Дрожа всем телом, Агнесса вылезла из-под ветвей ели и устремилась к базару, проклиная себя за тщеславие и высокомерие над поселковыми. «Ну, зачем я высунулась с этим правлением и стала старшей по улице». Но время вспять не повернёшь и не воротишь, и выше себя не прыгнешь.
Возвращаясь в посёлок, Агнесса повела девчат не по дороге, идущей через их посёлок в крупное село Долгий Мост, а через лес, доказывая, что так ближе. У неё появилось предчувствие, что сотрудники правоохранительных органов после совещания в Абане поедут не домой в свои города, а в Долгий Мост проводить завтра там совещание. И тогда они могут их догнать, тем более что им идти до своего посёлка больше полутора часов. Они шли по тропинке в стороне от дороги, но она поглядывала на дорогу. Когда до их посёлка оставалось недалеко, она заметила сзади по дороге пыль, а вскоре разглядела подводы.
– Девчата!
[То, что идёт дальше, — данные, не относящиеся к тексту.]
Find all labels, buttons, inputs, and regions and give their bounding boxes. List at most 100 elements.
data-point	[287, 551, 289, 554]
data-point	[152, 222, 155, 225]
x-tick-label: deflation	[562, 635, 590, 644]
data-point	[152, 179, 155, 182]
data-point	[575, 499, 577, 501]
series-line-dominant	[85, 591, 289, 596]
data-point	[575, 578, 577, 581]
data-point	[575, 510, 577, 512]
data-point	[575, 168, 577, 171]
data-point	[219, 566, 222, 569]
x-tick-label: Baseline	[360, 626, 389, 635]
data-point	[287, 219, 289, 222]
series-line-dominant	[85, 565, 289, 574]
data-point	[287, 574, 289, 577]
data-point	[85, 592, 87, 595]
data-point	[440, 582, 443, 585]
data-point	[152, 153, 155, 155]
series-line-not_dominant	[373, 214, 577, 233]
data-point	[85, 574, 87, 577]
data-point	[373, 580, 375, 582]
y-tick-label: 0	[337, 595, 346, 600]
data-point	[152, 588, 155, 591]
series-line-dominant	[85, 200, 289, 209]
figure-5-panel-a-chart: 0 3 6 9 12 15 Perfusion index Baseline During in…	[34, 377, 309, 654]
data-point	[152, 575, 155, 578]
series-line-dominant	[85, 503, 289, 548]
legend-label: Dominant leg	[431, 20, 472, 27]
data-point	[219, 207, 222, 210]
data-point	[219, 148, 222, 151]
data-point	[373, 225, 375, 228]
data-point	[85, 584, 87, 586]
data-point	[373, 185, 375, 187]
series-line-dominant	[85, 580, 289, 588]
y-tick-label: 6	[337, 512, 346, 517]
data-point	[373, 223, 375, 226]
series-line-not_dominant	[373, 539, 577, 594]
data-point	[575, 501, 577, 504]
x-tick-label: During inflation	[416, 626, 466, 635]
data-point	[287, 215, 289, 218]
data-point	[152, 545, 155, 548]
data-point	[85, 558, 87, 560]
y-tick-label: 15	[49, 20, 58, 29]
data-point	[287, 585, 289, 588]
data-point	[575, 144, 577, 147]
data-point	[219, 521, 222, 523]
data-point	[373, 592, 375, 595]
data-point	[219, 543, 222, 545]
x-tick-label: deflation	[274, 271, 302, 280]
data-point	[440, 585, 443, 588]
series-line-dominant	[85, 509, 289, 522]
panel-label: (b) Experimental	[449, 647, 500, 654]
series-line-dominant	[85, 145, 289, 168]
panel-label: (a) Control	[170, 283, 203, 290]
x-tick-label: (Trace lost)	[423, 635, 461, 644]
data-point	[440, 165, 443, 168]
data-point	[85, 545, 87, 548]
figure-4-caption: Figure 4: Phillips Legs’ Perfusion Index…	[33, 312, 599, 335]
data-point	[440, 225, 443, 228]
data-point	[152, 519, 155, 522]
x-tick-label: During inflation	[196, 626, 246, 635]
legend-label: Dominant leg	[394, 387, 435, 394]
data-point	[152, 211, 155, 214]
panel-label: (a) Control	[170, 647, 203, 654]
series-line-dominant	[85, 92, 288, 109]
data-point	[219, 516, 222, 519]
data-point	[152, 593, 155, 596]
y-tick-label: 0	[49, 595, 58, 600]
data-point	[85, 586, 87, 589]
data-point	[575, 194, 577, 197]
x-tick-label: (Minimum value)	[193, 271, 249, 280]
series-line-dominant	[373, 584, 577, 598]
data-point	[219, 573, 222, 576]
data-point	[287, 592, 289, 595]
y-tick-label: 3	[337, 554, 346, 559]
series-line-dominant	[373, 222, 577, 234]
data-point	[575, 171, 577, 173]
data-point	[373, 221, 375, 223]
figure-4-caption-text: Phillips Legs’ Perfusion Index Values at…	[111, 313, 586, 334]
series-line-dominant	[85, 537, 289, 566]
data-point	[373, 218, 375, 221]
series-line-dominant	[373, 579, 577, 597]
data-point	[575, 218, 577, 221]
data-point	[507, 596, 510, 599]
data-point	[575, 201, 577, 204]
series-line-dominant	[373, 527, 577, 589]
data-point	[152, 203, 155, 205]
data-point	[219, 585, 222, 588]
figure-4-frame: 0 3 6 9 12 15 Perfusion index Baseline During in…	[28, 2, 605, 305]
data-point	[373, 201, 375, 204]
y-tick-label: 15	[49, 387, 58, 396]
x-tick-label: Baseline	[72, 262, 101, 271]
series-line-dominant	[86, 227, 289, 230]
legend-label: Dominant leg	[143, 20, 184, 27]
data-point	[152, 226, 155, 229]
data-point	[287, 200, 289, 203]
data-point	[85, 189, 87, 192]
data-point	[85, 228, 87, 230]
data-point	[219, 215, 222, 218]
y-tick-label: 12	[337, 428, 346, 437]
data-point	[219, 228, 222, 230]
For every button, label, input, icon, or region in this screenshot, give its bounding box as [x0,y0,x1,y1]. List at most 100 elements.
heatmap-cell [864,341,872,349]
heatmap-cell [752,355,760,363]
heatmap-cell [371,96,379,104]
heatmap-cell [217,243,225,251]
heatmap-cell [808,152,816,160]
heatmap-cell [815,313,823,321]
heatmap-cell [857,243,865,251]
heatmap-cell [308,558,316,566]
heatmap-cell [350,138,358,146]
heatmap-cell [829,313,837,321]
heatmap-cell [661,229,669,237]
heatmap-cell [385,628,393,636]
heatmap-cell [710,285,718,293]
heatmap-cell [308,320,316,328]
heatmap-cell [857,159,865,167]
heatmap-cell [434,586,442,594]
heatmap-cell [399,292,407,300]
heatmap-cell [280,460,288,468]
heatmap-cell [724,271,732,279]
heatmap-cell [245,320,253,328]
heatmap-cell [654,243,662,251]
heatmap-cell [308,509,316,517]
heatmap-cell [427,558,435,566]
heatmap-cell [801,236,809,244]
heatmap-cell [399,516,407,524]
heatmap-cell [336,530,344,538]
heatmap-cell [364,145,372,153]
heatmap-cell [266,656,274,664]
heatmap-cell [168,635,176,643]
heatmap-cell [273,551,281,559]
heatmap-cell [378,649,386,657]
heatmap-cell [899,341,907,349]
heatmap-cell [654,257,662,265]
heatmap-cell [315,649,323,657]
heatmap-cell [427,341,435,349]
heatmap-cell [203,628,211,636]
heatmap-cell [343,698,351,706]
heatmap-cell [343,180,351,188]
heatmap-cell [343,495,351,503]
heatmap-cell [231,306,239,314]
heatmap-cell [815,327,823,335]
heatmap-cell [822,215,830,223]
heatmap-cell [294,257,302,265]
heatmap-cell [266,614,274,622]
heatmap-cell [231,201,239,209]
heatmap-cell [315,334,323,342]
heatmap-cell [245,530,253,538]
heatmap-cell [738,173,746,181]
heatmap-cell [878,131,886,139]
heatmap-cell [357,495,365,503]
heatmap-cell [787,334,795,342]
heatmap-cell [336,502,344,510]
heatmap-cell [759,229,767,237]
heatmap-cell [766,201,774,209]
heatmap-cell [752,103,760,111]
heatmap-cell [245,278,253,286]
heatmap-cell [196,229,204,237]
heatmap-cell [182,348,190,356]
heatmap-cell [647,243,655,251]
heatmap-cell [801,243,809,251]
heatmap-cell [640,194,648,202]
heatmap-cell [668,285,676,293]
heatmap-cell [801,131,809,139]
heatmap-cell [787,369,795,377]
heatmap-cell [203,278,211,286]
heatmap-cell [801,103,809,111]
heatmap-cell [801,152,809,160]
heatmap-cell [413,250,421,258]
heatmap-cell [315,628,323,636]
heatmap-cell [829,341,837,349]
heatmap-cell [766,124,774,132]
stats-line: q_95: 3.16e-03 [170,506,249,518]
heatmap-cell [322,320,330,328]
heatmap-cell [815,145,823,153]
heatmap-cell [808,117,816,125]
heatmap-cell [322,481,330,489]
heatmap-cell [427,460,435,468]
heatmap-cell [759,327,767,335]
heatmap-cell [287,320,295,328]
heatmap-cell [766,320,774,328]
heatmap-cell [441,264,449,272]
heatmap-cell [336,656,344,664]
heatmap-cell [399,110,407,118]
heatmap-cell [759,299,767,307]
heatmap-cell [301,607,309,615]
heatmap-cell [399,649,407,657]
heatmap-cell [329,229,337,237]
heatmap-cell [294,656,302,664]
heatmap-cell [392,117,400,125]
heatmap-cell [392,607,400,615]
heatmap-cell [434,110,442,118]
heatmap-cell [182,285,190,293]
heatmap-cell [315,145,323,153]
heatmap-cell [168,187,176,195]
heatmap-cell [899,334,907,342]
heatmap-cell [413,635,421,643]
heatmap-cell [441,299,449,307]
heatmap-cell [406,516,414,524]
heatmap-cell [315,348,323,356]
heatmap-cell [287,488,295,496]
Быстро в кусты, по дороге едут нехорошие люди! – закричала она и кинулась к кустам.
Не раздумывая, девчата кинулись за ней и присели. А Глаша шёпотом спросила:
– Кто там?
– Они вооружены и очень опасны, – вылетело у неё, – лучше с ними не встречаться.
Телеги быстро двигались по дороге, слышались хлопки кнутов, которыми седоки телег награждали лошадей. Когда телеги проезжали мимо, Агнесса успела рассмотреть людей. На первой телеге проехал Коровин со своим напарником в пенсне. Но на второй ехало трое, среди них выделялся Пахомов. Взглянув на девчат, она поняла, что они не видят дорогу, прижавшись к молодой травке, вылезающей из земли. В голове у неё пронеслось: «Очевидно у  Пахомова дела в селе Долгий Мост, вот он и воспользовался транспортом. Не дай бог ещё заедут в наш посёлок, люди покажут, где она живёт, а дома один сын. Правда, он знает, что его мать для всех звать Антониной, а имя Агнесса нельзя даже произносить, но мало ли что может случиться».
– Антонина, что за люди проехали по дороге?
– Я узнала, что в наших краях рыскают разбойники, лучше с ними не встречаться, – соврала она тихим голосом.
– Ой! Как страшно, – запричитала Ефросинья, оглядываясь по сторонам.
– Пойдёмте через лес, около дороги опасно, –  предложила Глаша, озираясь и направляясь к лесу.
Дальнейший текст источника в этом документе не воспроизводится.